É preciso reconhecer também que não sabemos o que este novo ano nos reserva. Há caminhos que ainda não enxergamos, decisões que ainda não foram tomadas e desafios que ainda nem imaginamos. Mas há uma promessa que nos sustenta: “Confie no Senhor de todo o seu coração e não se apoie em seu próprio entendimento” (Provérbios 3.5). Essa confiança não elimina as dificuldades, mas nos dá coragem para enfrentá-las.

 

Recomeçar com Deus não é pedir um caminho sem lutas, mas uma caminhada com propósito. Não é desejar mares sempre calmos, mas aprender a navegar mesmo quando o vento muda de direção. É aceitar que nem tudo estará sob nosso controle, mas que tudo permanece sob o cuidado de Deus.

 

Que este novo ano não seja apenas uma repetição do anterior. Que seja um tempo de crescimento, amadurecimento e dependência do Senhor. Que nossas metas sejam renovadas, mas que nossa fé permaneça firme. E que, dia após dia, aprendamos que o melhor recomeço sempre acontece quando damos o primeiro passo com Deus.

 

Finalizo com parte de uma oração extraída da coletânea de orações puritanas “O Vale da Visão”¹, a qual entrega o novo ano nas mãos do Senhor.

 

Senhor soberano,

lanço meu barco no mar desconhecido deste novo ano,

não confiando na força dos meus remos,

nem na clareza do meu olhar,

mas na firmeza da Tua mão.


Os caminhos à frente me são ocultos,

as águas, profundas,

os ventos, imprevisíveis;

contudo, Tu és o Deus que governa mares e estações.


Que Deus Pai seja meu Porto Seguro,

que Jesus seja meu leme,

que o Espírito Santo seja o vento que impulsiona meu barco

quando minha fé e meus braços fraquejarem.

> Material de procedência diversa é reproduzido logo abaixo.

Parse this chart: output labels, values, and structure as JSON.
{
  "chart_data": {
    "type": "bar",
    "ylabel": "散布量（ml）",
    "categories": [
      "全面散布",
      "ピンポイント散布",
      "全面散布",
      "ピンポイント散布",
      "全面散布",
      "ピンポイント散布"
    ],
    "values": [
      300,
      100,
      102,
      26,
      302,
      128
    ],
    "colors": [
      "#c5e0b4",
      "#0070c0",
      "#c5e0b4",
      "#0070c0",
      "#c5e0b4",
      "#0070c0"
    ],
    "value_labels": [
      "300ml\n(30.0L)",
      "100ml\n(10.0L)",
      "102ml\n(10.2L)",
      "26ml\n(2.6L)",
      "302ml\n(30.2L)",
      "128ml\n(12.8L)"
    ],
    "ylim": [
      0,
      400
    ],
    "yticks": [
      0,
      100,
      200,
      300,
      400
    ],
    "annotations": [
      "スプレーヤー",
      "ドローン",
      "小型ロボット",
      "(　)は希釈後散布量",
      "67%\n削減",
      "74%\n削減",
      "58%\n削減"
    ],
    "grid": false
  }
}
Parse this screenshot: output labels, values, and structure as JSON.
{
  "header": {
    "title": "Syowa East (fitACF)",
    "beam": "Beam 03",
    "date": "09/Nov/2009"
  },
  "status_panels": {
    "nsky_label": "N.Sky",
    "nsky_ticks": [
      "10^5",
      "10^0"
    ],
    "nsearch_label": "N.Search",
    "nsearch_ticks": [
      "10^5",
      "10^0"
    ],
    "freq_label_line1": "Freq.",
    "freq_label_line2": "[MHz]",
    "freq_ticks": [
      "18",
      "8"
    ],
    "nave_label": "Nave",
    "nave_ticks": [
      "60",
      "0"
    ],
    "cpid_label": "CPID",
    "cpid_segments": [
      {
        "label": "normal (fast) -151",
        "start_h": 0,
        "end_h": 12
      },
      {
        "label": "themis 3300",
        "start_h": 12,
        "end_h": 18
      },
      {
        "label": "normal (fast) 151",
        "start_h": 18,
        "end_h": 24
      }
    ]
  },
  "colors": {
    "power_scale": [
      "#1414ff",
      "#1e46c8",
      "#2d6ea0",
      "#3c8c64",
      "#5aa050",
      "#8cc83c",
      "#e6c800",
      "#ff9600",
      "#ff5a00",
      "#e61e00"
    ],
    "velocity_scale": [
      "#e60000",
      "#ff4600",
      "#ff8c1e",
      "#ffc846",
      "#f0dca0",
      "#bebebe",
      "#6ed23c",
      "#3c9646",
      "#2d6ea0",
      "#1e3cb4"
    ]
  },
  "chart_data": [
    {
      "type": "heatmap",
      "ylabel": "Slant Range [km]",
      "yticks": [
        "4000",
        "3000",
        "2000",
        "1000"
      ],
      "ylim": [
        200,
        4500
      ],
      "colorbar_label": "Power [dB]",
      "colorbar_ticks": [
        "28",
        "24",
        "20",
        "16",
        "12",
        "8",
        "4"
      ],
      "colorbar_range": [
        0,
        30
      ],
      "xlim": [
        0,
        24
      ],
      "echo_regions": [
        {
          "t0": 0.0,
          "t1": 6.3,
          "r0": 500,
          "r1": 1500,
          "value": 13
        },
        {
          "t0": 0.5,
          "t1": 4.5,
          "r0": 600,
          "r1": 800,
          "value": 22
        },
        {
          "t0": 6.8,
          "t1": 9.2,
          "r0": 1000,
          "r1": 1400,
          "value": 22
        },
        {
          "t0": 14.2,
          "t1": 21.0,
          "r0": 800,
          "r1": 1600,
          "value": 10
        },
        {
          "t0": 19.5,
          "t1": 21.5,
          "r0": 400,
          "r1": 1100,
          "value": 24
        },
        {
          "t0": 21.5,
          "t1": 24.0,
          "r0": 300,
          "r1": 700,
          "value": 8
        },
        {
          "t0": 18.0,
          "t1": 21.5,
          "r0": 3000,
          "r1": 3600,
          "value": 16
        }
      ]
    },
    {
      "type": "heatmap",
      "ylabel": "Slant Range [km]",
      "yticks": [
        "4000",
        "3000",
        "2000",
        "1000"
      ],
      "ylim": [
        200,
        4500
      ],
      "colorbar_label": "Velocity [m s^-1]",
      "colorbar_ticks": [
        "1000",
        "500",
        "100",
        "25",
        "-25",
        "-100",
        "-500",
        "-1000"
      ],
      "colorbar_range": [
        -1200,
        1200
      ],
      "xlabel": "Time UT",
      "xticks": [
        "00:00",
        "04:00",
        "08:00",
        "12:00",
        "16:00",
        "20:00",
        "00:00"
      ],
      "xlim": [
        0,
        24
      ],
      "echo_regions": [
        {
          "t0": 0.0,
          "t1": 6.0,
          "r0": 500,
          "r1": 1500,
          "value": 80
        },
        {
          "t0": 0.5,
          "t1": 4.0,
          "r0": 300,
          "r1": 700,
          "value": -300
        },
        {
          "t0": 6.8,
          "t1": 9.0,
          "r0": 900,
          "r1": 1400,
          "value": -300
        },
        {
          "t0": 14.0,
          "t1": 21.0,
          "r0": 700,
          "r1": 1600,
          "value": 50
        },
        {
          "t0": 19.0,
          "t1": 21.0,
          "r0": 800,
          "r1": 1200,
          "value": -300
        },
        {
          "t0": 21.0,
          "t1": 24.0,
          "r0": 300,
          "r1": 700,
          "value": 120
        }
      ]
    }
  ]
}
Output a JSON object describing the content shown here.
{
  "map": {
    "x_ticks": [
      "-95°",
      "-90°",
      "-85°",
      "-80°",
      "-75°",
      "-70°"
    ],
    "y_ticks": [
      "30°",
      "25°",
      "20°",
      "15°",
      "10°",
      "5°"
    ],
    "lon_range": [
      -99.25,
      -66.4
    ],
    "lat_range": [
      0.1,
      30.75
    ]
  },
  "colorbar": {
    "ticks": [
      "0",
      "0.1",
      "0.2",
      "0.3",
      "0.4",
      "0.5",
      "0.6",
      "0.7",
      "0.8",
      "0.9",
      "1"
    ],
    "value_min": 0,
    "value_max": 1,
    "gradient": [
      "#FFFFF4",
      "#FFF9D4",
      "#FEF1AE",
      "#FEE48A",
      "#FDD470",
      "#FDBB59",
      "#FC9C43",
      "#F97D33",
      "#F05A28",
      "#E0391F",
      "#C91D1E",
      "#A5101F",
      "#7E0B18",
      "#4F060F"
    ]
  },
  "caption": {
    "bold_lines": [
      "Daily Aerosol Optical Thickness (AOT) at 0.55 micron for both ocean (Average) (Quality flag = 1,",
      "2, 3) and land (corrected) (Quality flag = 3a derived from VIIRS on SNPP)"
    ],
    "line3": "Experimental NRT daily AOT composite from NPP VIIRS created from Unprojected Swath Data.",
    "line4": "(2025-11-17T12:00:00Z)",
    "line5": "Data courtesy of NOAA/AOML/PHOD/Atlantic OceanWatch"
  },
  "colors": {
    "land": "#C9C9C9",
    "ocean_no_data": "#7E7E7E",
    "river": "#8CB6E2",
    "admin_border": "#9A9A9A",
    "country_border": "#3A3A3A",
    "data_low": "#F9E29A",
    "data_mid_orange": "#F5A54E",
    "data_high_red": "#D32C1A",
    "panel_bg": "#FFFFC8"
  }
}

Que eu não busque mares calmos,

mas um coração firme;

não controle absoluto,

mas confiança humilde;

não sucesso visível,

mas fidelidade constante.


Se eu chegar ao fim deste ano com cicatrizes,

que sejam marcas de dependência;

se chegar cansado,

que seja por ter caminhado Contigo.


Leva-me onde minha fé precisa crescer,

ancora-me quando o medo quiser dominar

e recebe-me sempre de volta em Ti,

meu descanso eterno.


Amém!

 

Editorial de Dimas Rodrigo

¹The Valley of Vision – A Collection of Puritan Prayers & Devotions,Arthur Bennett (org.), p. 112. Tradução livre e adaptação: Dimas Rodrigo.